The second time, it makes Larry and Cheryl late to meet the Black family at the airport. Cheryl takes them in after a hurricane destroys their home.
4 Season 7: Funkhouser’s Crazy Sister (8.4)
It’s always a delight to see one of the master improvisers from Christopher Guest’s company of actors making an appearance on Curb. In “Funkhouser’s Crazy Sister,” Catherine O’Hara plays Funkhouser’s sister, who was recently released from a mental facility.
Meanwhile, Larry’s girlfriend, Loretta, is tested for cancer and he races the doctor to his house in an attempt to break up with her before she’s diagnosed.
3 Season 3: Chet’s Shirt (8.5)
Curb’s season 3 premiere does a great job of telling its own story while setting up the larger narrative arc for the rest of the season, which involves Larry investing in a new restaurant.
From a spiteful dentist giving Larry comically large temporary replacement teeth to Larry asking a widow where her late husband got a shirt he wore in a framed picture, “Chet’s Shirt” has some hilarious moments.
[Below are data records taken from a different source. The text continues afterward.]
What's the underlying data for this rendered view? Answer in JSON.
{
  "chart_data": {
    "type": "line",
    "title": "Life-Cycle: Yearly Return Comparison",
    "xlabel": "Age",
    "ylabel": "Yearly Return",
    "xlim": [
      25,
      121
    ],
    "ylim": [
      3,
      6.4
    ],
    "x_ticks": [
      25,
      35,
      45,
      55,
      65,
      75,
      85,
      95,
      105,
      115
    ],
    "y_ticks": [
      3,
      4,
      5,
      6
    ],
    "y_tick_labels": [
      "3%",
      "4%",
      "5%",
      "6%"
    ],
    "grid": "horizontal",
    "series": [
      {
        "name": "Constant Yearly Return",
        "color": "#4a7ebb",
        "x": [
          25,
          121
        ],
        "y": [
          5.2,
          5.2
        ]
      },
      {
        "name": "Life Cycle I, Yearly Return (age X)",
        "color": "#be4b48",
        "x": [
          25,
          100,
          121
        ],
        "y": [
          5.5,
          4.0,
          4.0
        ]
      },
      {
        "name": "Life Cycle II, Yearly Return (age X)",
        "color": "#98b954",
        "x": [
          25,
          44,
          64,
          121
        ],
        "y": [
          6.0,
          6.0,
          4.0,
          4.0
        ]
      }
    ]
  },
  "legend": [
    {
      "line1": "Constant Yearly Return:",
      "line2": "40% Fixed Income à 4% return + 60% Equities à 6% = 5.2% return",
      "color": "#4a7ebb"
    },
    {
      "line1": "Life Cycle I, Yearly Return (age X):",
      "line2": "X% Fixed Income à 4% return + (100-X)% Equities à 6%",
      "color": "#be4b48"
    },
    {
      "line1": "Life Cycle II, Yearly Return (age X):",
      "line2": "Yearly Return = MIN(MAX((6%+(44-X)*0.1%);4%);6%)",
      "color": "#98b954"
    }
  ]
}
2 Season 9: Foisted! (8.7)
The ninth season of Curb had a heck of a story arc and it was set up in a hilarious closing scene in the season premiere. “Foisted!” mostly focuses on Larry trying to foist off a bad assistant who was foisted onto him by Jimmy Kimmel.
But in the final scene, the story takes a major left turn. After Larry went on Kimmel’s show to promote his musical about Salman Rushdie’s fatwa, the Ayatollah gives him his own fatwa.
1 Season 10: Happy New Year (9.3)
The most recent season of Curb revolved around Larry opening up a “spite store” next to Mocha Joe’s to steal his business in retaliation for poor service. This set up one of Curb’s funniest season arcs to date.
The episode has plenty of great subplots, too, like Larry wearing a Make America Great Again hat to alienate people and Jeff being mistaken for Harvey Weinstein.